The district aims to keep people safe while also meeting needs.
Cassie Miller, Assistant Manager of Food and Nutrition Services, hands out pre-packaged meals at Fivay High in Hudson. District officials are looking for more workers to help with the service.
Cassie Miller, Assistant Manager of Food and Nutrition Services, hands out pre-packaged meals at Fivay High in Hudson. District officials are looking for more workers to help with the service. [ MICHELE MILLER | Times ]
Published April 3, 2020|Updated April 3, 2020

Gov. Ron DeSantis’ statewide stay at home order has led to even more changes in the Pasco County school district.

The district has canceled all its local final exams, leaving only Advanced Placement and industry certification tests left for the remainder of the year. Student grades will be based on their other coursework for the semester.

The School Board has ripped up its plans for its Tuesday meeting, moving to an almost completely telephonic session.

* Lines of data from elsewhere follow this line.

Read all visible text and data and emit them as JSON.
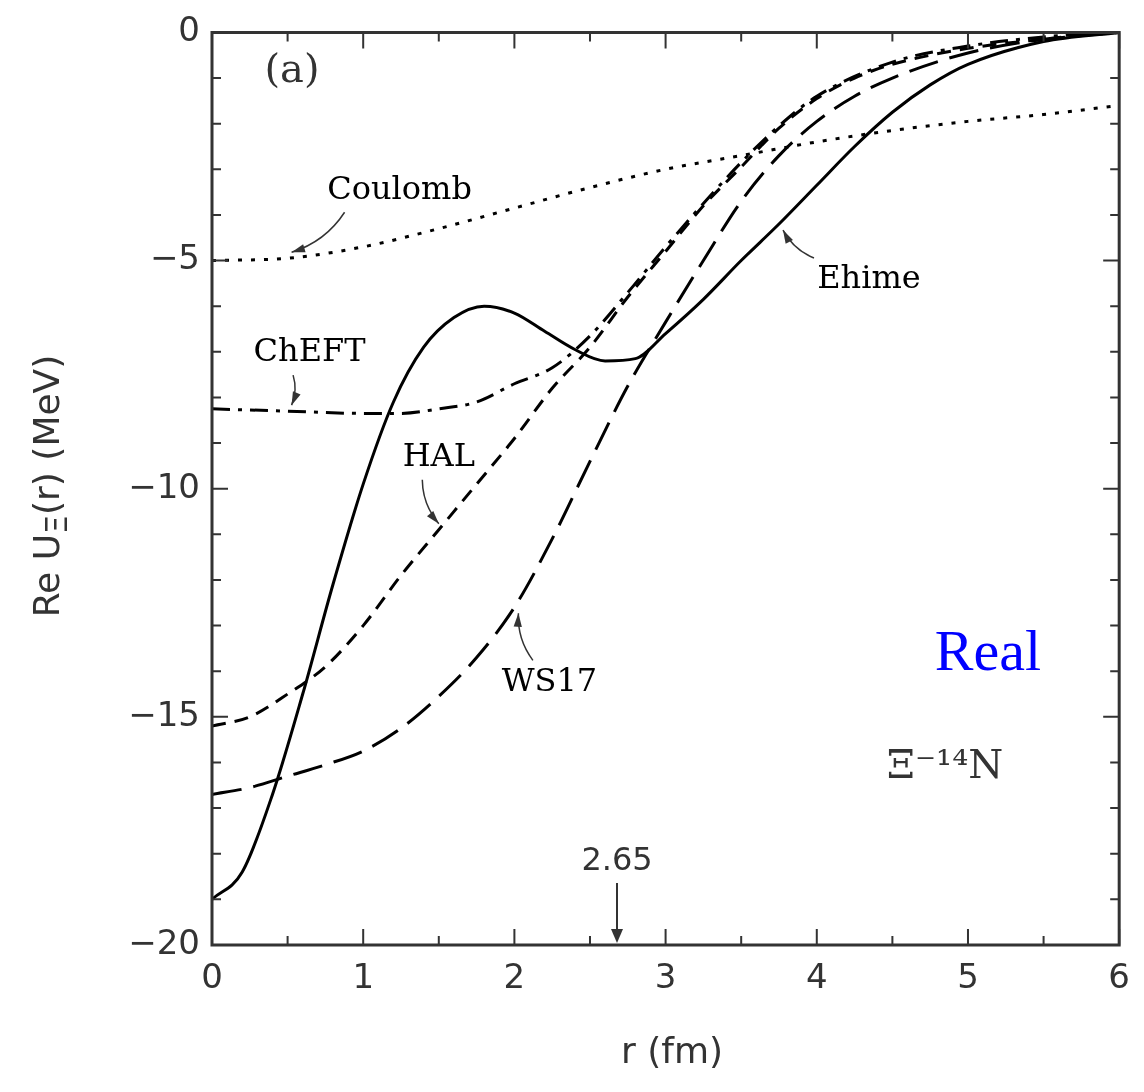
{
  "chart_data": {
    "type": "line",
    "xlabel": "r  (fm)",
    "ylabel": "Re U$_{Ξ}$(r)  (MeV)",
    "xlim": [
      0,
      6
    ],
    "ylim": [
      -20,
      0
    ],
    "xticks": [
      0,
      {
        "value": 0.5,
        "label": null
      },
      1,
      {
        "value": 1.5,
        "label": null
      },
      2,
      {
        "value": 2.5,
        "label": null
      },
      3,
      {
        "value": 3.5,
        "label": null
      },
      4,
      {
        "value": 4.5,
        "label": null
      },
      5,
      {
        "value": 5.5,
        "label": null
      },
      6
    ],
    "yticks": [
      {
        "value": -20,
        "label": "−20"
      },
      {
        "value": -19,
        "label": null
      },
      {
        "value": -18,
        "label": null
      },
      {
        "value": -17,
        "label": null
      },
      {
        "value": -16,
        "label": null
      },
      {
        "value": -15,
        "label": "−15"
      },
      {
        "value": -14,
        "label": null
      },
      {
        "value": -13,
        "label": null
      },
      {
        "value": -12,
        "label": null
      },
      {
        "value": -11,
        "label": null
      },
      {
        "value": -10,
        "label": "−10"
      },
      {
        "value": -9,
        "label": null
      },
      {
        "value": -8,
        "label": null
      },
      {
        "value": -7,
        "label": null
      },
      {
        "value": -6,
        "label": null
      },
      {
        "value": -5,
        "label": "−5"
      },
      {
        "value": -4,
        "label": null
      },
      {
        "value": -3,
        "label": null
      },
      {
        "value": -2,
        "label": null
      },
      {
        "value": -1,
        "label": null
      },
      {
        "value": 0,
        "label": "0"
      }
    ],
    "grid": false,
    "legend": false,
    "series": [
      {
        "name": "Coulomb",
        "color": "#000000",
        "line_style": "dotted",
        "x": [
          0,
          0.5,
          1,
          1.5,
          2,
          2.5,
          3,
          3.5,
          4,
          4.5,
          5,
          5.5,
          6
        ],
        "values": [
          -5.0,
          -4.95,
          -4.7,
          -4.3,
          -3.85,
          -3.4,
          -3.0,
          -2.7,
          -2.4,
          -2.15,
          -1.95,
          -1.8,
          -1.6
        ]
      },
      {
        "name": "ChEFT",
        "color": "#000000",
        "line_style": "dashdot",
        "x": [
          0,
          0.5,
          1,
          1.25,
          1.5,
          1.75,
          2,
          2.25,
          2.5,
          2.75,
          3,
          3.25,
          3.5,
          3.75,
          4,
          4.5,
          5,
          5.5,
          6
        ],
        "values": [
          -8.25,
          -8.3,
          -8.35,
          -8.35,
          -8.25,
          -8.1,
          -7.7,
          -7.35,
          -6.65,
          -5.7,
          -4.7,
          -3.75,
          -2.85,
          -2.05,
          -1.4,
          -0.65,
          -0.3,
          -0.1,
          0
        ]
      },
      {
        "name": "HAL",
        "color": "#000000",
        "line_style": "dashed",
        "x": [
          0,
          0.25,
          0.5,
          0.75,
          1,
          1.25,
          1.5,
          1.75,
          2,
          2.25,
          2.5,
          2.75,
          3,
          3.25,
          3.5,
          3.75,
          4,
          4.25,
          4.5,
          5,
          5.5,
          6
        ],
        "values": [
          -15.2,
          -15.0,
          -14.5,
          -13.9,
          -13.0,
          -11.9,
          -10.9,
          -9.9,
          -8.9,
          -7.8,
          -6.9,
          -5.8,
          -4.8,
          -3.8,
          -2.95,
          -2.1,
          -1.45,
          -1.0,
          -0.7,
          -0.35,
          -0.15,
          0
        ]
      },
      {
        "name": "Ehime",
        "color": "#000000",
        "line_style": "solid",
        "x": [
          0,
          0.2,
          0.4,
          0.6,
          0.8,
          1,
          1.2,
          1.4,
          1.6,
          1.8,
          2,
          2.2,
          2.4,
          2.6,
          2.8,
          3,
          3.25,
          3.5,
          3.75,
          4,
          4.25,
          4.5,
          4.75,
          5,
          5.5,
          6
        ],
        "values": [
          -19.0,
          -18.4,
          -16.7,
          -14.5,
          -12.1,
          -9.9,
          -8.1,
          -6.9,
          -6.25,
          -6.0,
          -6.15,
          -6.55,
          -6.95,
          -7.2,
          -7.15,
          -6.6,
          -5.85,
          -5.0,
          -4.2,
          -3.35,
          -2.5,
          -1.75,
          -1.15,
          -0.7,
          -0.2,
          0
        ]
      },
      {
        "name": "WS17",
        "color": "#000000",
        "line_style": "longdash",
        "x": [
          0,
          0.25,
          0.5,
          0.75,
          1,
          1.25,
          1.5,
          1.75,
          2,
          2.25,
          2.5,
          2.75,
          3,
          3.25,
          3.5,
          3.75,
          4,
          4.25,
          4.5,
          5,
          5.5,
          6
        ],
        "values": [
          -16.7,
          -16.55,
          -16.3,
          -16.05,
          -15.75,
          -15.25,
          -14.55,
          -13.7,
          -12.6,
          -11.1,
          -9.4,
          -7.75,
          -6.35,
          -5.0,
          -3.7,
          -2.7,
          -1.95,
          -1.4,
          -1.0,
          -0.45,
          -0.15,
          0
        ]
      }
    ],
    "annotations": [
      "(a)",
      "Real",
      "Ξ⁻¹⁴N",
      "2.65"
    ]
  }
}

The transportation and food services departments have put out an all-call for extra help to distribute free meals to the county’s children. Many of the staff preparing and delivering the food fall into the over-65 and underlying medical issues categories.

And schools have shifted the way they’ll be conducting daily business, with everyone working remotely except for a few on Tuesdays, when the meals are served.

The main reason comes straight from the order, aimed at stemming the spread of COVID-19. People need to stay home.

“We need to keep people safe,” superintendent Kurt Browning said.

Here’s a quick breakdown of the issues:

Finals are canceled. The move puts the district in line with the state decision to call off all Florida Standards Assessments and end-of-course exams. Several other districts, including Hillsborough County, have taken similar steps.

The goal is to remove the added stress on students, who are adjusting to remote schooling, and leave the focus on learning rather than on testing.

Meal plan needs help. The district will continue to deliver five days’ worth of free breakfasts and lunches to more than 30 locations each Tuesday. However, many of its cafeteria workers and bus drivers are either 65 and older, or have underlying medical conditions, meaning they need to stay home to protect themselves.

With more than 88,000 meals being served last week, the district expects similar numbers or higher going forward.

“We’re doing an all call to staff to see if they can come in and help us,” Browning said.

A telephonic public hearing. With the governor’s executive order, Browning was able to use his emergency authority laid out in district policy 0132 to waive the requirement that three board members be physically present for a business meeting. The board plans to go forward with its meeting at 6 p.m. Tuesday, including a public hearing on school boundary revisions, but most members are expected to attend by telephone.

The public will be able to interact with the board by phone, or by sending written comments. The meeting also will be broadcast on the district’s YouTube channel.

Board chairwoman Colleen Beaudoin, member Megan Harding, Browning and board attorney Dennis Alfonso still plan to be in the boardroom in Building 3, though, in case some residents choose to attend and speak, as was advertised may take place.

“I think it’s my responsibility as chair to officially preside over the meeting live feed,” Beaudoin said.

Office hours changed. Before the governor’s order, principals had planned to work from their offices along with a skeleton crew, as well as custodial staff who would complete needed projects. The new schedule has campuses closed and everyone working from home except Tuesdays — the same day the meals are distributed.

Parents who have concerns and need to meet with the administration will need to call in advance to schedule appointments, in order to maintain safe distances while still allowing for the district’s essential business operations.

Browning said he anticipated more changes might arise in the coming weeks.

“I know it’s tough,” he said. “But this is a really weird place we find ourselves in.”